Coming to living systems, there is no contradiction to the second law just as a fridge allows heat to go from cold (the interior of the fridge) to hot (the kitchen); the fridge is an open system just like the living cell. So life can go on evolving, filtering deleterious mutations via natural selection and exporting the accumulated entropy as long as the environment can provide free energy. But unlike a state of equilibrium (maximum entropy), a state of disequilibrium is highly unstable and natural phenomena are constantly trying to increase the level of entropy to the maximum degree, but there are means to circumvent this natural tendency. Imagine a mixture of air and fuel vapour, such a mixture doesn't have maximum entropy but it would desire to ignite to release heat and increase entropy; such a system is incredibly stable yet incredibly fragile, thus it's an example of a 'metastable' state. Living systems rely on metastable sources of energy for usable energy and take advantage of enzymes and catalysis to circumvent potential obstacles to the release of such energy from inorganic systems.

 The question of the origin of the biological information embedded upon DNA and the associated nucleic acids may be described via Shannon's information theory that proposes information as a form of 'negative entropy' while random noise and interference as the disorder itself; so the second law may be reformulated as an increase in entropy and a decrease in the information quantity of a system. But as mentioned, like fridges, living cells are not closed systems and so in principle, the information quantity of a cell can increase if the information present in the environment also increases (the source of  biological information is the environment). Thus, processes such as metabolism, reproduction and locomotion which are central to life and continuity are based on the flow of information between the living system and the environment and exothermic heat (body heat) can be thought of as a means of releasing entropy. 

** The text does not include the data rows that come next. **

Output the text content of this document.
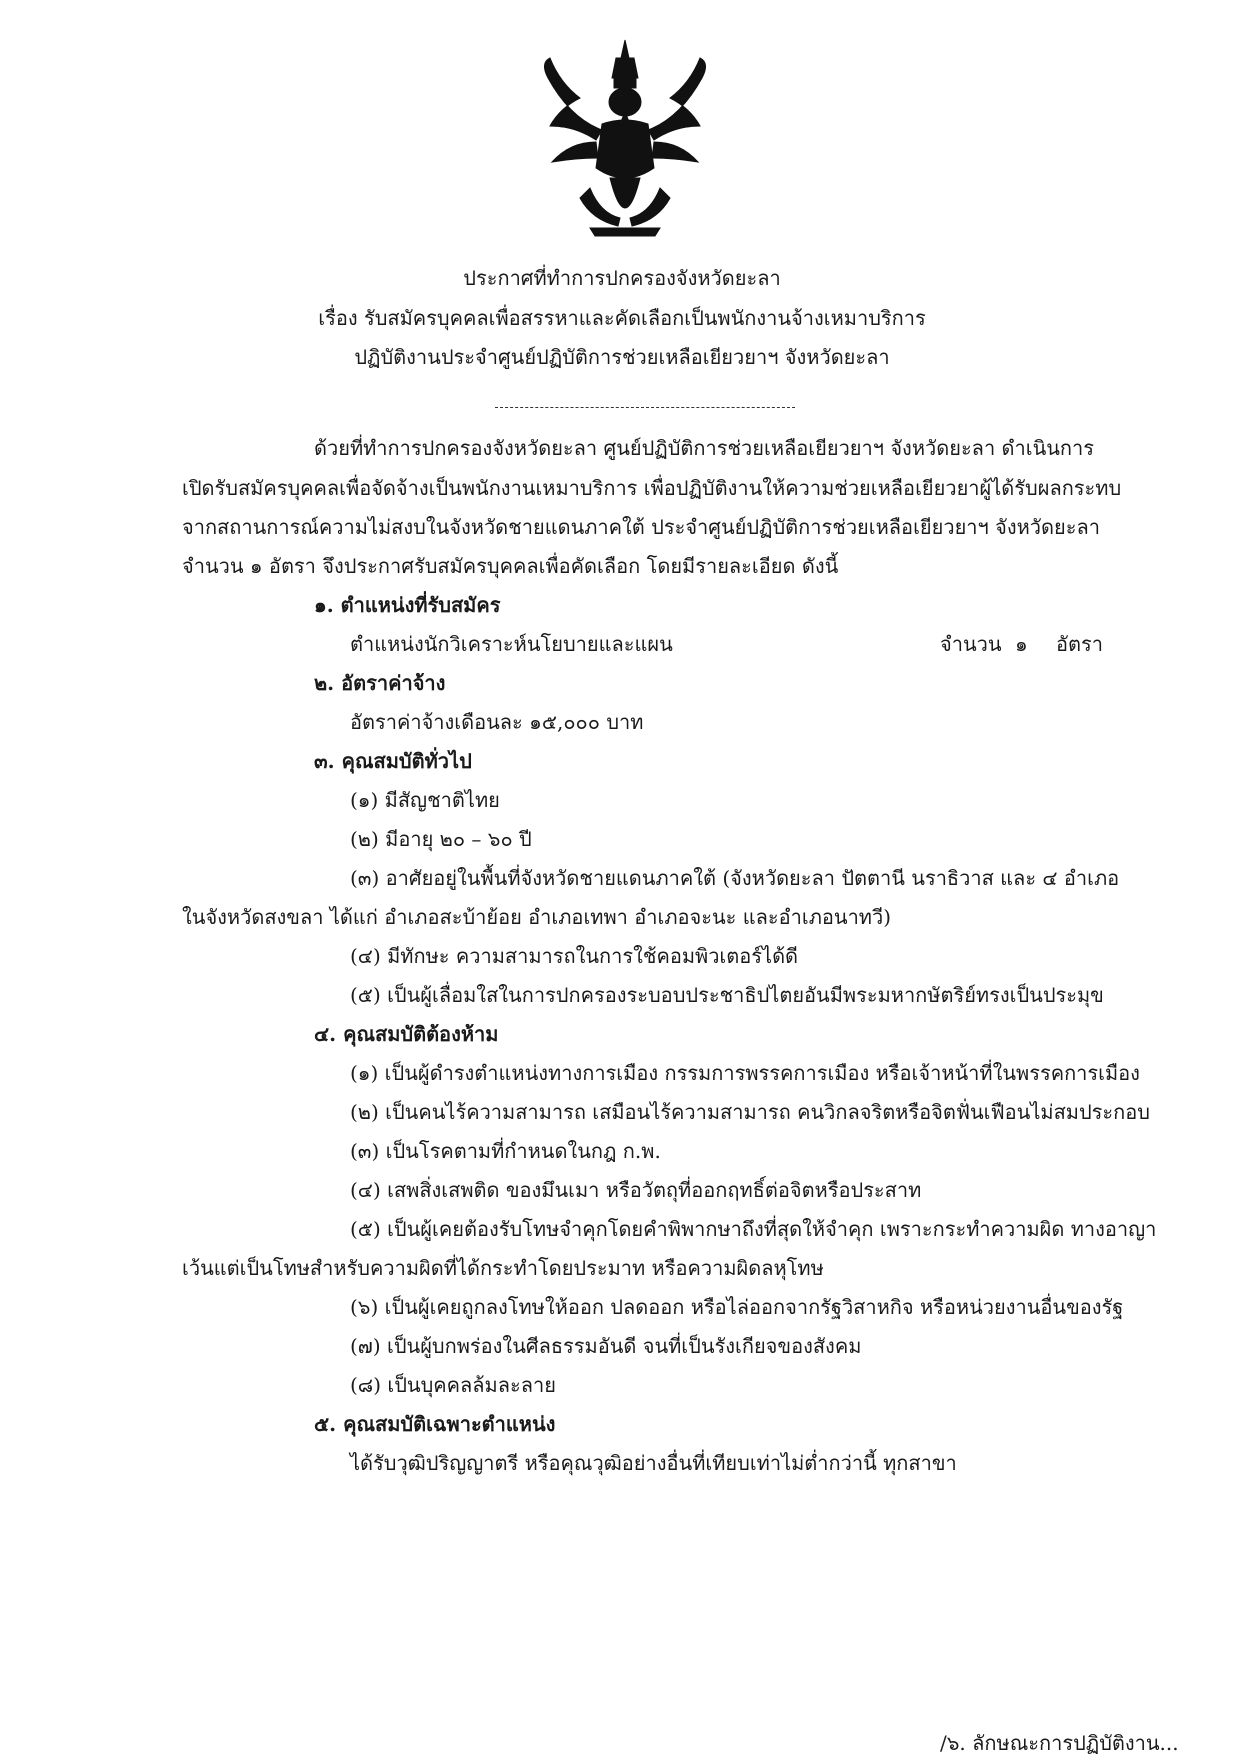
ประกาศที่ทำการปกครองจังหวัดยะลา
เรื่อง รับสมัครบุคคลเพื่อสรรหาและคัดเลือกเป็นพนักงานจ้างเหมาบริการ
ปฏิบัติงานประจำศูนย์ปฏิบัติการช่วยเหลือเยียวยาฯ จังหวัดยะลา
ด้วยที่ทำการปกครองจังหวัดยะลา ศูนย์ปฏิบัติการช่วยเหลือเยียวยาฯ จังหวัดยะลา ดำเนินการ
เปิดรับสมัครบุคคลเพื่อจัดจ้างเป็นพนักงานเหมาบริการ เพื่อปฏิบัติงานให้ความช่วยเหลือเยียวยาผู้ได้รับผลกระทบ
จากสถานการณ์ความไม่สงบในจังหวัดชายแดนภาคใต้ ประจำศูนย์ปฏิบัติการช่วยเหลือเยียวยาฯ จังหวัดยะลา
จำนวน ๑ อัตรา จึงประกาศรับสมัครบุคคลเพื่อคัดเลือก โดยมีรายละเอียด ดังนี้
๑. ตำแหน่งที่รับสมัคร
ตำแหน่งนักวิเคราะห์นโยบายและแผน	จำนวน ๑ อัตรา
๒. อัตราค่าจ้าง
อัตราค่าจ้างเดือนละ ๑๕,๐๐๐ บาท
๓. คุณสมบัติทั่วไป
(๑) มีสัญชาติไทย
(๒) มีอายุ ๒๐ – ๖๐ ปี
(๓) อาศัยอยู่ในพื้นที่จังหวัดชายแดนภาคใต้ (จังหวัดยะลา ปัตตานี นราธิวาส และ ๔ อำเภอ
ในจังหวัดสงขลา ได้แก่ อำเภอสะบ้าย้อย อำเภอเทพา อำเภอจะนะ และอำเภอนาทวี)
(๔) มีทักษะ ความสามารถในการใช้คอมพิวเตอร์ได้ดี
(๕) เป็นผู้เลื่อมใสในการปกครองระบอบประชาธิปไตยอันมีพระมหากษัตริย์ทรงเป็นประมุข
๔. คุณสมบัติต้องห้าม
(๑) เป็นผู้ดำรงตำแหน่งทางการเมือง กรรมการพรรคการเมือง หรือเจ้าหน้าที่ในพรรคการเมือง
(๒) เป็นคนไร้ความสามารถ เสมือนไร้ความสามารถ คนวิกลจริตหรือจิตฟั่นเฟือนไม่สมประกอบ
(๓) เป็นโรคตามที่กำหนดในกฎ ก.พ.
(๔) เสพสิ่งเสพติด ของมึนเมา หรือวัตถุที่ออกฤทธิ์ต่อจิตหรือประสาท
(๕) เป็นผู้เคยต้องรับโทษจำคุกโดยคำพิพากษาถึงที่สุดให้จำคุก เพราะกระทำความผิด ทางอาญา
เว้นแต่เป็นโทษสำหรับความผิดที่ได้กระทำโดยประมาท หรือความผิดลหุโทษ
(๖) เป็นผู้เคยถูกลงโทษให้ออก ปลดออก หรือไล่ออกจากรัฐวิสาหกิจ หรือหน่วยงานอื่นของรัฐ
(๗) เป็นผู้บกพร่องในศีลธรรมอันดี จนที่เป็นรังเกียจของสังคม
(๘) เป็นบุคคลล้มละลาย
๕. คุณสมบัติเฉพาะตำแหน่ง
ได้รับวุฒิปริญญาตรี หรือคุณวุฒิอย่างอื่นที่เทียบเท่าไม่ต่ำกว่านี้ ทุกสาขา
/๖. ลักษณะการปฏิบัติงาน...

But the very origin of information itself is still in question, if it spontaneously appeared one day, that would be tantamount to a reduction of the total entropy of the universe and thus a violation of the second law. So the information must have been there from the very beginning; but the cosmic microwave background (CMB) has an incredibly uniform spectrum which equates to a state of thermodynamic equilibrium, but that's a state of maximum entropy which equates to minimum information. How can that be so if the second law prohibits the total information quantity of the universe to increase with time? Where did the present 'extra' information come from? In other words, if the universe began in maximum entropy (equilibrium), how did it reach its current phase of disequilibrium? 

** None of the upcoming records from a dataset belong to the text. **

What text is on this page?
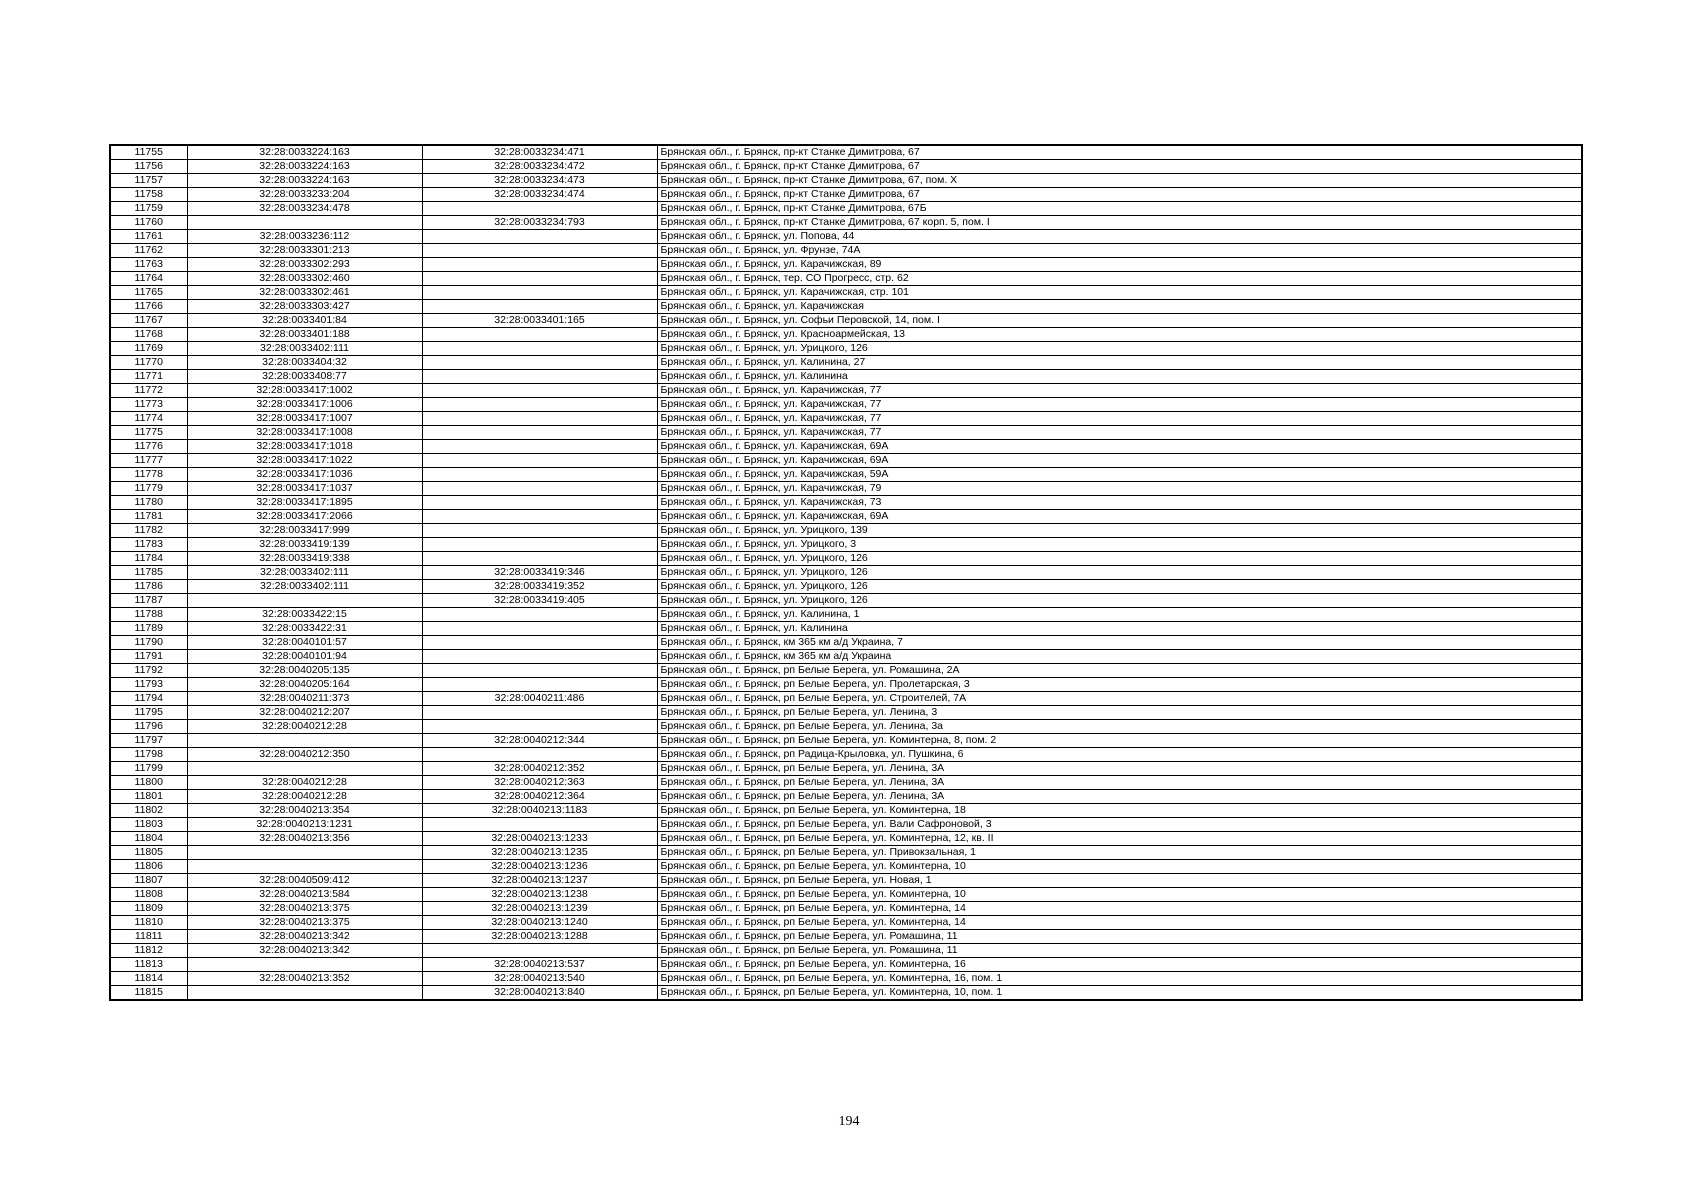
11755	32:28:0033224:163	32:28:0033234:471	Брянская обл., г. Брянск, пр-кт Станке Димитрова, 67
11756	32:28:0033224:163	32:28:0033234:472	Брянская обл., г. Брянск, пр-кт Станке Димитрова, 67
11757	32:28:0033224:163	32:28:0033234:473	Брянская обл., г. Брянск, пр-кт Станке Димитрова, 67, пом. X
11758	32:28:0033233:204	32:28:0033234:474	Брянская обл., г. Брянск, пр-кт Станке Димитрова, 67
11759	32:28:0033234:478		Брянская обл., г. Брянск, пр-кт Станке Димитрова, 67Б
11760		32:28:0033234:793	Брянская обл., г. Брянск, пр-кт Станке Димитрова, 67 корп. 5, пом. I
11761	32:28:0033236:112		Брянская обл., г. Брянск, ул. Попова, 44
11762	32:28:0033301:213		Брянская обл., г. Брянск, ул. Фрунзе, 74А
11763	32:28:0033302:293		Брянская обл., г. Брянск, ул. Карачижская, 89
11764	32:28:0033302:460		Брянская обл., г. Брянск, тер. СО Прогресс, стр. 62
11765	32:28:0033302:461		Брянская обл., г. Брянск, ул. Карачижская, стр. 101
11766	32:28:0033303:427		Брянская обл., г. Брянск, ул. Карачижская
11767	32:28:0033401:84	32:28:0033401:165	Брянская обл., г. Брянск, ул. Софьи Перовской, 14, пом. I
11768	32:28:0033401:188		Брянская обл., г. Брянск, ул. Красноармейская, 13
11769	32:28:0033402:111		Брянская обл., г. Брянск, ул. Урицкого, 126
11770	32:28:0033404:32		Брянская обл., г. Брянск, ул. Калинина, 27
11771	32:28:0033408:77		Брянская обл., г. Брянск, ул. Калинина
11772	32:28:0033417:1002		Брянская обл., г. Брянск, ул. Карачижская, 77
11773	32:28:0033417:1006		Брянская обл., г. Брянск, ул. Карачижская, 77
11774	32:28:0033417:1007		Брянская обл., г. Брянск, ул. Карачижская, 77
11775	32:28:0033417:1008		Брянская обл., г. Брянск, ул. Карачижская, 77
11776	32:28:0033417:1018		Брянская обл., г. Брянск, ул. Карачижская, 69А
11777	32:28:0033417:1022		Брянская обл., г. Брянск, ул. Карачижская, 69А
11778	32:28:0033417:1036		Брянская обл., г. Брянск, ул. Карачижская, 59А
11779	32:28:0033417:1037		Брянская обл., г. Брянск, ул. Карачижская, 79
11780	32:28:0033417:1895		Брянская обл., г. Брянск, ул. Карачижская, 73
11781	32:28:0033417:2066		Брянская обл., г. Брянск, ул. Карачижская, 69А
11782	32:28:0033417:999		Брянская обл., г. Брянск, ул. Урицкого, 139
11783	32:28:0033419:139		Брянская обл., г. Брянск, ул. Урицкого, 3
11784	32:28:0033419:338		Брянская обл., г. Брянск, ул. Урицкого, 126
11785	32:28:0033402:111	32:28:0033419:346	Брянская обл., г. Брянск, ул. Урицкого, 126
11786	32:28:0033402:111	32:28:0033419:352	Брянская обл., г. Брянск, ул. Урицкого, 126
11787		32:28:0033419:405	Брянская обл., г. Брянск, ул. Урицкого, 126
11788	32:28:0033422:15		Брянская обл., г. Брянск, ул. Калинина, 1
11789	32:28:0033422:31		Брянская обл., г. Брянск, ул. Калинина
11790	32:28:0040101:57		Брянская обл., г. Брянск, км 365 км а/д Украина, 7
11791	32:28:0040101:94		Брянская обл., г. Брянск, км 365 км а/д Украина
11792	32:28:0040205:135		Брянская обл., г. Брянск, рп Белые Берега, ул. Ромашина, 2А
11793	32:28:0040205:164		Брянская обл., г. Брянск, рп Белые Берега, ул. Пролетарская, 3
11794	32:28:0040211:373	32:28:0040211:486	Брянская обл., г. Брянск, рп Белые Берега, ул. Строителей, 7А
11795	32:28:0040212:207		Брянская обл., г. Брянск, рп Белые Берега, ул. Ленина, 3
11796	32:28:0040212:28		Брянская обл., г. Брянск, рп Белые Берега, ул. Ленина, 3а
11797		32:28:0040212:344	Брянская обл., г. Брянск, рп Белые Берега, ул. Коминтерна, 8, пом. 2
11798	32:28:0040212:350		Брянская обл., г. Брянск, рп Радица-Крыловка, ул. Пушкина, 6
11799		32:28:0040212:352	Брянская обл., г. Брянск, рп Белые Берега, ул. Ленина, 3А
11800	32:28:0040212:28	32:28:0040212:363	Брянская обл., г. Брянск, рп Белые Берега, ул. Ленина, 3А
11801	32:28:0040212:28	32:28:0040212:364	Брянская обл., г. Брянск, рп Белые Берега, ул. Ленина, 3А
11802	32:28:0040213:354	32:28:0040213:1183	Брянская обл., г. Брянск, рп Белые Берега, ул. Коминтерна, 18
11803	32:28:0040213:1231		Брянская обл., г. Брянск, рп Белые Берега, ул. Вали Сафроновой, 3
11804	32:28:0040213:356	32:28:0040213:1233	Брянская обл., г. Брянск, рп Белые Берега, ул. Коминтерна, 12, кв. II
11805		32:28:0040213:1235	Брянская обл., г. Брянск, рп Белые Берега, ул. Привокзальная, 1
11806		32:28:0040213:1236	Брянская обл., г. Брянск, рп Белые Берега, ул. Коминтерна, 10
11807	32:28:0040509:412	32:28:0040213:1237	Брянская обл., г. Брянск, рп Белые Берега, ул. Новая, 1
11808	32:28:0040213:584	32:28:0040213:1238	Брянская обл., г. Брянск, рп Белые Берега, ул. Коминтерна, 10
11809	32:28:0040213:375	32:28:0040213:1239	Брянская обл., г. Брянск, рп Белые Берега, ул. Коминтерна, 14
11810	32:28:0040213:375	32:28:0040213:1240	Брянская обл., г. Брянск, рп Белые Берега, ул. Коминтерна, 14
11811	32:28:0040213:342	32:28:0040213:1288	Брянская обл., г. Брянск, рп Белые Берега, ул. Ромашина, 11
11812	32:28:0040213:342		Брянская обл., г. Брянск, рп Белые Берега, ул. Ромашина, 11
11813		32:28:0040213:537	Брянская обл., г. Брянск, рп Белые Берега, ул. Коминтерна, 16
11814	32:28:0040213:352	32:28:0040213:540	Брянская обл., г. Брянск, рп Белые Берега, ул. Коминтерна, 16, пом. 1
11815		32:28:0040213:840	Брянская обл., г. Брянск, рп Белые Берега, ул. Коминтерна, 10, пом. 1
194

The answer is surprisingly gravity!

 If you put gas in a box and leave it there, it will reach a state of equilibrium but gas in interstellar space is subject to gravitational forces and gradually forms stars via accretion that release free energy or negative entropy. So just because the CMB is uniform, it doesn't mean the early universe was in a state of equilibrium. Hence, when the large scale structure of our universe was forming, the gravitational 'clumping' that caused star and galaxy formation resulted in an 'entropy gap' ∆S, a difference between the actual entropy (Sact = Smax + ∆S) and the maximum possible entropy, therefore stars like our sun are trying to fill this gap with their light. Therefore, all sources of negative entropy or free energy can be extrapolated back to the entropy gap that gravity created.